Adding the DVC Remote Locally

This step consists of 2 parts - installing the DVC extension and configuring the remote. If at this point you still don't have DVC installed, you should install it.

Installing the DVC extension

Type in the following command (according to the service you are using):

pip install 'dvc[s3]'
pip install 'dvc[gs]'
pip install 'dvc[all]'

After the installation reopen the terminal window to make sure the changes have taken place.

dvc remote add <remote-name> s3://<bucket-name>
dvc remote add <remote-name> gs://<bucket-name>
Consider using --local

It is our opinion that the configuration of the remote may vary between team members (working in various environments) and over time (if you switch between cloud providers), therefore it is prudent not to modify the .dvc/config file which is monitored by Git.

Instead, we prefer to use the local configuration instead. You can find it in .dvc/config.local, and confirm that it's ignored in .dvc/.gitignore.

That way you don't couple the current environment configuration to the code history. This is the same best practice which naturally occurs when you run git remote add - the configuration is only local to your own working repo, and won't be pushed to any git remote.

Pushing Files to Your Remote Storage

Is as simple as one command.

dvc push -r <remote-name>
This step might take a while, depending on the size of files you are pushing.

Connecting DAGsHub to Your Remote Storage

We automatically detect your remote location normally.
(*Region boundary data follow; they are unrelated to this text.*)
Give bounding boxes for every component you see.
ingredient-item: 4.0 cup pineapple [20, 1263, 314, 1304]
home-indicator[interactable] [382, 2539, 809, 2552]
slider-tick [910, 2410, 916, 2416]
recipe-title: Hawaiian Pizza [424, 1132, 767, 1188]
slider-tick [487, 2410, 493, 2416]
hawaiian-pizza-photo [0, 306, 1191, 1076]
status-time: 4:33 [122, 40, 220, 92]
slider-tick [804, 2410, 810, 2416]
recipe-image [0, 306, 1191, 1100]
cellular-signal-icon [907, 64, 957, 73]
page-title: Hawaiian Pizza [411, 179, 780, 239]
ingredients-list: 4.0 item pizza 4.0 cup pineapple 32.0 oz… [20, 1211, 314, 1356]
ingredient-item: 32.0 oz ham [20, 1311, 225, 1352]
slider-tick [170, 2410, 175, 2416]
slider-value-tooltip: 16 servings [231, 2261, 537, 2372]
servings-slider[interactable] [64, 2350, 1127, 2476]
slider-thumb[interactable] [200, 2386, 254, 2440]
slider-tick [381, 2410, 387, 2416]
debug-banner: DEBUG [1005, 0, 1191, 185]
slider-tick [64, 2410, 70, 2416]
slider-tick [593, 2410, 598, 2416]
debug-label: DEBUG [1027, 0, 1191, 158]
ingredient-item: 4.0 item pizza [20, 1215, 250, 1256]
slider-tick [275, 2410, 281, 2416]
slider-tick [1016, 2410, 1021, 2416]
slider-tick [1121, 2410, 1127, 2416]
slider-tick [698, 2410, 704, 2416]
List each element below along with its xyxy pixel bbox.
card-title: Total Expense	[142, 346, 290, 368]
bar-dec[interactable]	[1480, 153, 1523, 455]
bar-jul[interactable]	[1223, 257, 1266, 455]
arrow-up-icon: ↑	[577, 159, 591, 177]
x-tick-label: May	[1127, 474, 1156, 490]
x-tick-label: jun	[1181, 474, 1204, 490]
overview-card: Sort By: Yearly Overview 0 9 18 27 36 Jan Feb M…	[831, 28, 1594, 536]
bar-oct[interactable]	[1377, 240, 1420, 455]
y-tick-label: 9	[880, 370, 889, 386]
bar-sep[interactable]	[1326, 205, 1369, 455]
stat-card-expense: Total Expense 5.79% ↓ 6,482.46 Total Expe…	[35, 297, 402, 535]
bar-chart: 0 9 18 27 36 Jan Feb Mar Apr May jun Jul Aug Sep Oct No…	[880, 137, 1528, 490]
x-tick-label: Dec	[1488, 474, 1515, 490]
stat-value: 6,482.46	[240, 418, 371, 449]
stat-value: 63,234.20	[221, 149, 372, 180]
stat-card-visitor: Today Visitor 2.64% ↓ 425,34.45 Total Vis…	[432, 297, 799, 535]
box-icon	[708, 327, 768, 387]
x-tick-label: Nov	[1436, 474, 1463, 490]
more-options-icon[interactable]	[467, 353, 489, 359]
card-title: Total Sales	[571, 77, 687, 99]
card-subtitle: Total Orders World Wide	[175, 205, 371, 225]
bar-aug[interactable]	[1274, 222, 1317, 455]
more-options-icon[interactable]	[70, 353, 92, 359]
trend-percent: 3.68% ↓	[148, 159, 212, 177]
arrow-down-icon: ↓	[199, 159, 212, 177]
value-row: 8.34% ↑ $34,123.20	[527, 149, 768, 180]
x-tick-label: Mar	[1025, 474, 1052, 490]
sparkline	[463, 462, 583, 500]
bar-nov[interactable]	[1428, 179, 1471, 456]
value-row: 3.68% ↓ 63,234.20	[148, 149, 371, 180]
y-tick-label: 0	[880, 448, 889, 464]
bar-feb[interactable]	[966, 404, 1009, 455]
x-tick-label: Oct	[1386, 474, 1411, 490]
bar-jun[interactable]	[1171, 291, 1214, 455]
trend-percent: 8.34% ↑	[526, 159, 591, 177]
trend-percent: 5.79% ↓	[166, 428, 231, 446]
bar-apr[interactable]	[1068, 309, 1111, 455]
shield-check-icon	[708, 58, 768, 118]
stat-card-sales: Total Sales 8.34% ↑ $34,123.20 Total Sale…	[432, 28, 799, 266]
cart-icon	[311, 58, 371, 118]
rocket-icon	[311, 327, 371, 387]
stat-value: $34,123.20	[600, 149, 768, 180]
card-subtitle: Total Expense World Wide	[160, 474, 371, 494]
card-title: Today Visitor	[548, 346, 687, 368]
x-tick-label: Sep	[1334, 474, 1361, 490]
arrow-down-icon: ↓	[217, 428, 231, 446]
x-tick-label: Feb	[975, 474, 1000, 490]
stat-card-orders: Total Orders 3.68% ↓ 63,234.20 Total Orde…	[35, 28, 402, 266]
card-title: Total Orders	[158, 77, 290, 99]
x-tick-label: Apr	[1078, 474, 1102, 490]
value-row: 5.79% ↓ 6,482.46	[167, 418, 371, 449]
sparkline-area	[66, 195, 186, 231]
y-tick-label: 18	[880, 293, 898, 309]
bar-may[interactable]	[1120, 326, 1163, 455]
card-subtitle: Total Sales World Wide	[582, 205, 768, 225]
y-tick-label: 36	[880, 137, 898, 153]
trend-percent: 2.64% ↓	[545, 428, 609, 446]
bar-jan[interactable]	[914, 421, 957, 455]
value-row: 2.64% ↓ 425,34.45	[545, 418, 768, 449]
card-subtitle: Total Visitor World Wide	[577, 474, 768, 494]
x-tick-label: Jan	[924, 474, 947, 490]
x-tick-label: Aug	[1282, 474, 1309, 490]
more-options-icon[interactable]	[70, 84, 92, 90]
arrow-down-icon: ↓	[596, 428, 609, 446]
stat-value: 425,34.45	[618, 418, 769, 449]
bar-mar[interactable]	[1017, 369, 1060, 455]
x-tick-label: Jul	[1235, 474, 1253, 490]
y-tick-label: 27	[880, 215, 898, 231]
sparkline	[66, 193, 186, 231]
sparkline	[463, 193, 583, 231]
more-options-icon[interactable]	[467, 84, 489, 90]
If you used the --local option when configuring your DVC remote, follow the instructions here:

Connecting DAGsHub to a remote configured with --local

To reap the benefits of doing this while using DAGsHub to host your repo, go to your repo settings, and add the link to the bucket in the Advanced Settings Local DVC cache URL. In our case it looks something like this:

Screenshot Local DVC cache URL setting

With DAGsHub, when you track files with DVC you'll see them both in your file viewer, and in your pipeline view.

Screenshot File viewer with blue files that are DVC tracked

After connecting your remote storage to DAGsHub, these files now have functioning links, and are therefore available for viewing or download for anyone who would want to (provided they have authorization to your bucket, of course).

Screenshot Path link change after adding remote

We believe this is useful for several reasons:

  • If you want to let someone browse your data and trained models, you can just send them a link to your DAGsHub repo. They don't need to clone or run anything, or sift through undocumented directory structures to find the model they are looking for.
  • The files managed by DVC and pushed to the cloud are immutable - just like a specific version of a file which is saved in a Git commit, even if you continue working and the branch has moved on, you can always go back to some old branch or commit, and the download links will still point to the files as they were in the past.
  • By using DVC and DAGsHub, you can preserve your own sanity when running a lot of different experiments in multiple parallel branches. Don't remember where you saved that model which you trained a month ago? Just take a look at your repo, it's a click away. Let software do the grunt work of organizing files, just like those wonderfully lazy software developers do.

Warning

When downloading a link through the graph, it might be saved as a file with the DVC hash as its filename. You can safely change it to the intended filename, including the original extension and it'll work just fine.